Tough and tiny snails that threaten to crowd out native species by hogging all the food have shown up in a Colorado creek for the first time, state wildlife biologists said Tuesday.
BOULDER, Colo. − Tough and tiny snails that threaten to crowd out native species by hogging all the food have shown up in a Colorado creek for the first time, state wildlife biologists said Tuesday.
New Zealand mudsnails, native to the Southern Hemisphere, were found in Boulder Creek. How they got there is a mystery, since their nearest known location was in northeastern Utah, at least 200 miles away.
"They can cause a lot of damage. These snails are highly adaptable and reproduce in such great numbers that they can actually lock up the available nutrients in an ecosystem," said Peter Walker, senior fish pathologist for the state Division of Wildlife.

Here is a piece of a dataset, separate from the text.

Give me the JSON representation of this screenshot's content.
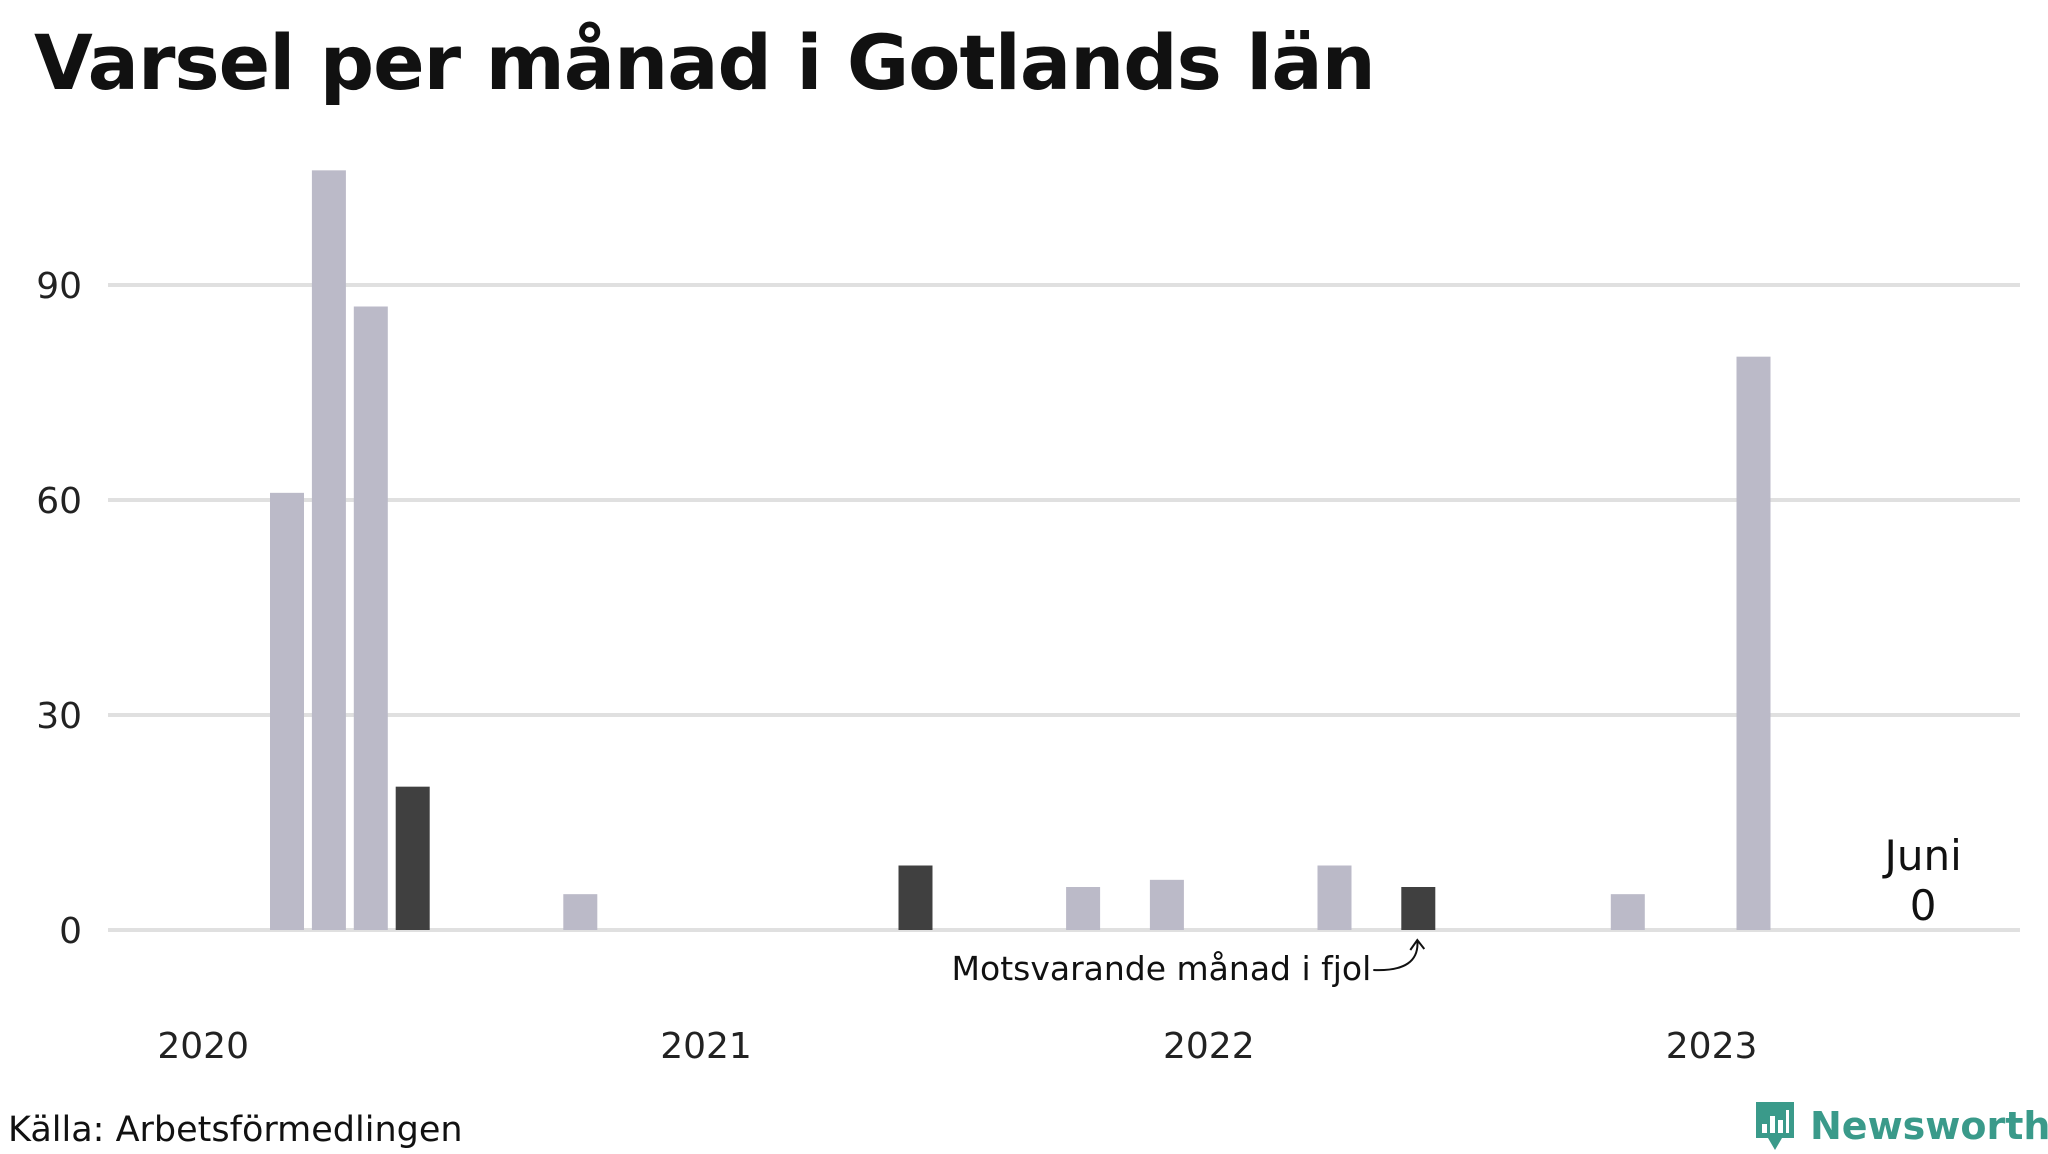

"Simply put, they can cover the stream bed and displace the other invertebrates that would normally be feeding a large variety of aquatic wildlife," he said.
The snails are just 2 to 5 mm long -- so small they cannot be skimmed from waters and can even pass unscathed through a fish's digestive tract.
They can spread while clinging to wildlife, boats, boots, waders, nets and other fishing gear.
They can survive several days out of water and a wide range of temperatures. They reproduce by giving birth to well-developed clones, so one snail can start a colony in a stream or river.
The snails have also been found in Montana, California, Arizona, Oregon, Wyoming -- including Yellowstone National Park -- and in Lake Ontario between New York and southeastern Canada.
The snails are in a relatively small stretch of Boulder Creek and the Division of Wildlife hopes to keep them from spreading.
"We are very concerned about the potential negative impacts these little snails could have on trout streams in our state," said Eric Hughes, chief of fisheries for the Division of Wildlife.